Louis Gagné
Agence QMI

2013 à Québec: une année sous le signe de la charte

2013 à Québec: une année sous le signe de la charte

Le projet piloté par le ministre Bernard Drainville sera parvenu à éclipser l’ensemble des autres dossiers. Photo Jean-François Desgagnés / Agence QMI

Louis Gagné

QUÉBEC - Sur la scène politique, peu de sujets auront autant retenu l'attention en 2013 que la charte des valeurs du gouvernement Marois.

Même s'il n'a été dévoilé qu'à la fin de l'été, le projet piloté par le ministre Bernard Drainville sera parvenu à éclipser l'ensemble des autres dossiers, y compris les enjeux reliés à l'économie, et ce, au grand dam des partis d'oppositions.

Alors qu'en 2012 le mouvement de contestation étudiante avait polarisé les Québécois entre «carrés rouges» et «carrés verts», le projet de charte des valeurs a révélé d'autres divisions, toutes aussi profondes, au sein de la société québécoise. Si la volonté d'affirmer les valeurs de laïcité et de neutralité religieuse de l'État semble faire consensus, l'idée d'interdire le port de signes religieux visibles chez l'ensemble des fonctionnaires, en revanche, est loin de faire l'unanimité.

Partisans et opposants de la charte ont manifesté tout au long de l'automne à Montréal et dans d'autres villes du Québec, certains rassemblements réunissant plusieurs dizaines de milliers de personnes.

C'est toutefois au sein de la classe politique que les divisions autour du projet de charte font le plus de bruit, à commencer par celles qui ébranlent le mouvement souverainiste. Le 12 septembre, la députée du Bloc québécois Maria Mourani est expulsée du caucus de son parti pour son opposition à la charte des valeurs, qu'elle a assimilée la veille à une manifestation de nationalisme ethnique.

Aussi sur Canoe.ca

Viennent ensuite les mises en garde de deux anciens premiers ministres péquistes, Jacques Parizeau et Lucien Bouchard, qui estiment que le projet de charte va trop loin. S'inspirant des recommandations du rapport Bouchard-Taylor, les deux ex-politiciens recommandent de limiter l'interdiction du port de signes religieux aux employés de l'État exerçant un pouvoir de coercition.

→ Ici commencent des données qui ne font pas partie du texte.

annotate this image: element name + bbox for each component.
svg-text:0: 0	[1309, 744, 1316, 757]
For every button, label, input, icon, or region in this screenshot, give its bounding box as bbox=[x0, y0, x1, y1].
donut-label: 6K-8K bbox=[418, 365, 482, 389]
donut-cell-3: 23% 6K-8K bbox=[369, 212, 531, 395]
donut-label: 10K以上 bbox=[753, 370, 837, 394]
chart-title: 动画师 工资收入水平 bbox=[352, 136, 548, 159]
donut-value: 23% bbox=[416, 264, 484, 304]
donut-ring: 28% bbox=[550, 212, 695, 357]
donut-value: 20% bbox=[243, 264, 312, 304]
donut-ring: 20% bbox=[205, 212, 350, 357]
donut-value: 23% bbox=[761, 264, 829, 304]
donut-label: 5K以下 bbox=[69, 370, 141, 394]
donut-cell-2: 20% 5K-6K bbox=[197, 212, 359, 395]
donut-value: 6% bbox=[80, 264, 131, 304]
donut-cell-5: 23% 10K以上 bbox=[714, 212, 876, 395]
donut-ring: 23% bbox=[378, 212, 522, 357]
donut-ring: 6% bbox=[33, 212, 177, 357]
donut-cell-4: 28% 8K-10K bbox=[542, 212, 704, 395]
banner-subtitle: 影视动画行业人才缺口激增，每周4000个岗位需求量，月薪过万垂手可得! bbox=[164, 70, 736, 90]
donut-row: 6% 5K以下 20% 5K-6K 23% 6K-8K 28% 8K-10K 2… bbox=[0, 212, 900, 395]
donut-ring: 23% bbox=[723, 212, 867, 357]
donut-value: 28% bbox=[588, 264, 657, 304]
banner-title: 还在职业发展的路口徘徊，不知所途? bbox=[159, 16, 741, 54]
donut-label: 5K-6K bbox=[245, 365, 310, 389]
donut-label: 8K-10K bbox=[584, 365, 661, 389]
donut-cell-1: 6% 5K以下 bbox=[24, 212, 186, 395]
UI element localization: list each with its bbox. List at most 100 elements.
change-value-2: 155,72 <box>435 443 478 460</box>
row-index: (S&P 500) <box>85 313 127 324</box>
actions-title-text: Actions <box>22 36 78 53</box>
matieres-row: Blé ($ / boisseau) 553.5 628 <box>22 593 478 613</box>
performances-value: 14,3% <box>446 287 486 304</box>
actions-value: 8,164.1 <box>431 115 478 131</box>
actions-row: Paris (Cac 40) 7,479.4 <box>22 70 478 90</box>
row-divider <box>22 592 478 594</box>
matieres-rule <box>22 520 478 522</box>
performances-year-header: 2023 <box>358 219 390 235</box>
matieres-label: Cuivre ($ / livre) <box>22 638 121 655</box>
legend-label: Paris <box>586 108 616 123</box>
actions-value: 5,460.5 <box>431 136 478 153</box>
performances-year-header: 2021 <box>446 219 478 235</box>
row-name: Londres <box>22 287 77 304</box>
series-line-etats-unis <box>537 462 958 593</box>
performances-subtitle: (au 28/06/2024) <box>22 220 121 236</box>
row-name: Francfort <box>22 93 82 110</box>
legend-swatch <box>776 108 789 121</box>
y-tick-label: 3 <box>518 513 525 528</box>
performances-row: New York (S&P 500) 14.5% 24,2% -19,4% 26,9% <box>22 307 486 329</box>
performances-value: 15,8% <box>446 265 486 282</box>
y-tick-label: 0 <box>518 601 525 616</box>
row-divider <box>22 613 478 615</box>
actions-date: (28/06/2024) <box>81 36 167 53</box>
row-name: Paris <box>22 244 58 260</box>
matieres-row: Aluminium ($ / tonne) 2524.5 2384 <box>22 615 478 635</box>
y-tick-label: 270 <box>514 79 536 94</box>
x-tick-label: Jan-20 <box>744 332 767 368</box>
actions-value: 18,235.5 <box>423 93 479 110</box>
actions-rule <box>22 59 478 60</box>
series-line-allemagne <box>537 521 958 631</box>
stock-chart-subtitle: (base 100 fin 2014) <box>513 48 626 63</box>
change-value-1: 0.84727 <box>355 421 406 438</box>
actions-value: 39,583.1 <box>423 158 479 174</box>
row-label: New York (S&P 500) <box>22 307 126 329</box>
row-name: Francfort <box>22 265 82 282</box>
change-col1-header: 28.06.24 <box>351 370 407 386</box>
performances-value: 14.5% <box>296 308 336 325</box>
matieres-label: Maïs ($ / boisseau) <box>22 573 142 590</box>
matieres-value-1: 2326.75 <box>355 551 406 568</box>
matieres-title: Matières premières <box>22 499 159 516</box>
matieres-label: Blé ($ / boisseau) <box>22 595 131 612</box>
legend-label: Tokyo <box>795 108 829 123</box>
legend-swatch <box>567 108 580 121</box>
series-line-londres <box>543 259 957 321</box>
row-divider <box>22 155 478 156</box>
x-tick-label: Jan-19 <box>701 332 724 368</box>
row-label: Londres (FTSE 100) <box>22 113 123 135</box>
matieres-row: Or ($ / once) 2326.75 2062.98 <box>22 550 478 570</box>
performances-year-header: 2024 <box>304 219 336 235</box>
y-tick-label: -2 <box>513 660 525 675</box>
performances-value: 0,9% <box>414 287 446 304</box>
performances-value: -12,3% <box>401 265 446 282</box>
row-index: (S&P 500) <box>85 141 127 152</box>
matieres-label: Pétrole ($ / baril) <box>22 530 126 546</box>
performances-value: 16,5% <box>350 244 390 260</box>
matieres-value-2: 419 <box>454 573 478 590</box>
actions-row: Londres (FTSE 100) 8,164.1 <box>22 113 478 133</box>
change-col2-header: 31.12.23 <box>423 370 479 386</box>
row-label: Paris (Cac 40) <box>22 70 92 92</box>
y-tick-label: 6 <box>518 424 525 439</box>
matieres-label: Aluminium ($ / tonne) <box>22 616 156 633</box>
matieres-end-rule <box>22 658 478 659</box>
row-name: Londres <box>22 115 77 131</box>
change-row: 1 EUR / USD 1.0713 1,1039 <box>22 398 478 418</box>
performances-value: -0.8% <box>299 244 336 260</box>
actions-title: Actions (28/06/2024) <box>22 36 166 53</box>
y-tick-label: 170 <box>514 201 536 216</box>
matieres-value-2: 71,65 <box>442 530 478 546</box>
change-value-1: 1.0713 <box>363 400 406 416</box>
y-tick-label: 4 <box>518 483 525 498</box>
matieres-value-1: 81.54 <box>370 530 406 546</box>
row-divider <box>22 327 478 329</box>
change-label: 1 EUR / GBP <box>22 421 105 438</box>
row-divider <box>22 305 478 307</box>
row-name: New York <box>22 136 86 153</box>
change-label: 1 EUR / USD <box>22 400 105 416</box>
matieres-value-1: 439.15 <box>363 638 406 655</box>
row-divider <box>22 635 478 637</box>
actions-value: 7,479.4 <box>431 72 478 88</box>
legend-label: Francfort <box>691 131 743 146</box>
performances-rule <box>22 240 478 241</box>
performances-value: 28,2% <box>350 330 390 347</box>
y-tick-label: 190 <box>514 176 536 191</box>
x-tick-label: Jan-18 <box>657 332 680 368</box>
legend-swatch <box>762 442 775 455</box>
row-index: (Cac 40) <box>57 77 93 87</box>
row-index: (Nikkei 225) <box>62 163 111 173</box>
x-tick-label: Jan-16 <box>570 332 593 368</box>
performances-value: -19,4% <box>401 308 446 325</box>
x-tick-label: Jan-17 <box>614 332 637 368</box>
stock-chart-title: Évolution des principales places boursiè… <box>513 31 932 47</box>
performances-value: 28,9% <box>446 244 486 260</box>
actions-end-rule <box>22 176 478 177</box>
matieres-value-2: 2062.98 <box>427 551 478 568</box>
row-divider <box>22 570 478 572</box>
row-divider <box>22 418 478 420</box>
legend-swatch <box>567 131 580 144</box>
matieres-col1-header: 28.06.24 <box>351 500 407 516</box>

Le projet de charte ne parvient pas non plus à faire l'unanimité au sein du mouvement féministe, comme en témoignent les positions diamétralement opposées des «Janette» et des «Inclusives» sur l'interdiction du port de signes religieux.

L'attention accordée au projet de charte n'a pas l'heur de réjouir les partis d'opposition, qui auraient préféré parler d'économie et d'emploi. L'empressement avec lequel la CAQ propose un compromis pour régler le dossier le plus rapidement possible en est une belle illustration.

De leur côté, après avoir tourné en dérision les divisions qu'alimente le projet de charte au sein du mouvement souverainiste, les libéraux sont à leur tour rattrapés par la controverse. Restée discrète jusque-là, la seule élue de confession musulmane à l'Assemblée nationale, Fatima Houda-Pepin, fait voler en éclat l'illusion d'unité que tentait d'entretenir le PLQ.

Indignée par les propos de son collègue Marc Tanguay, qui ne voit aucun problème à ce qu'une candidate du Parti libéral porte le tchador, la députée de La Pinière rompt le silence et questionne ouvertement le modèle d'égalité homme femme prôné par son chef, Philippe Couillard.

Elle rentrera finalement dans les rangs après avoir obtenu l'engagement que son chef réexaminera la position libérale sur le port de signes religieux apparents par certains employés de l'État.